B. Based on guidance established by the plenary (in answer to the above questions, defining the limits of what the community might be willing to offer in the way of support), the committee will see if they can put together a support team of volunteers in the community to meet the requested needs. Any team created for this purpose will exist for a specified length of time. If needs extends beyond that time, an extension may be considered, or another team may be put together—though this will be considered on its own merits and will not be granted automatically.

C. In consultation with the member (and perhaps the member's family) the committee will craft a communication to other community residents letting everyone know what's happening.

D. The committee will be available to receive information or complaints about how this support is going, troubleshooting and adjusting as appropriate.

E. If the committee believes the member's needs are exceeding the community's capacity to provide support, it will be their task to inform the member (and their loved ones) of that limit and the possible suspension of support.

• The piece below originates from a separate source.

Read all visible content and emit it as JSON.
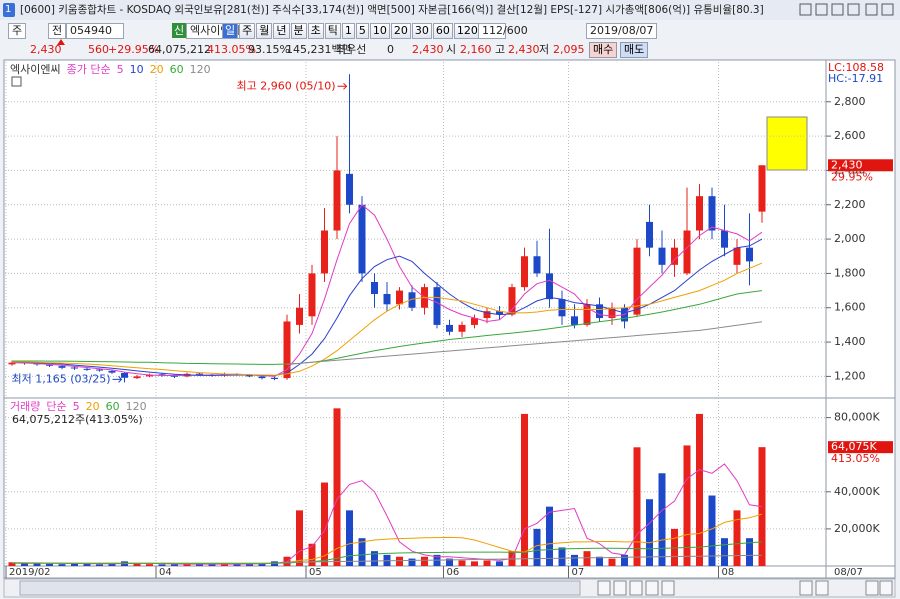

F. Throughout, the committee will be expected to hold information about a member's condition and needs in confidentiality, excepting as it's appropriate to complete C above.

G. If the committee believes there needs to be any adjustment to the limits of what the community can offer members in need, it will see that this is brought to the plenary's attention for consideration.

As is implied in the job description above, it's important that care be taken in how members of this committee are selected. While the Special Needs Committee will (hopefully) not have a lot of work to do, when needed the committee will be well positioned to handle a sensitive task with discretion, dignity, and decisiveness.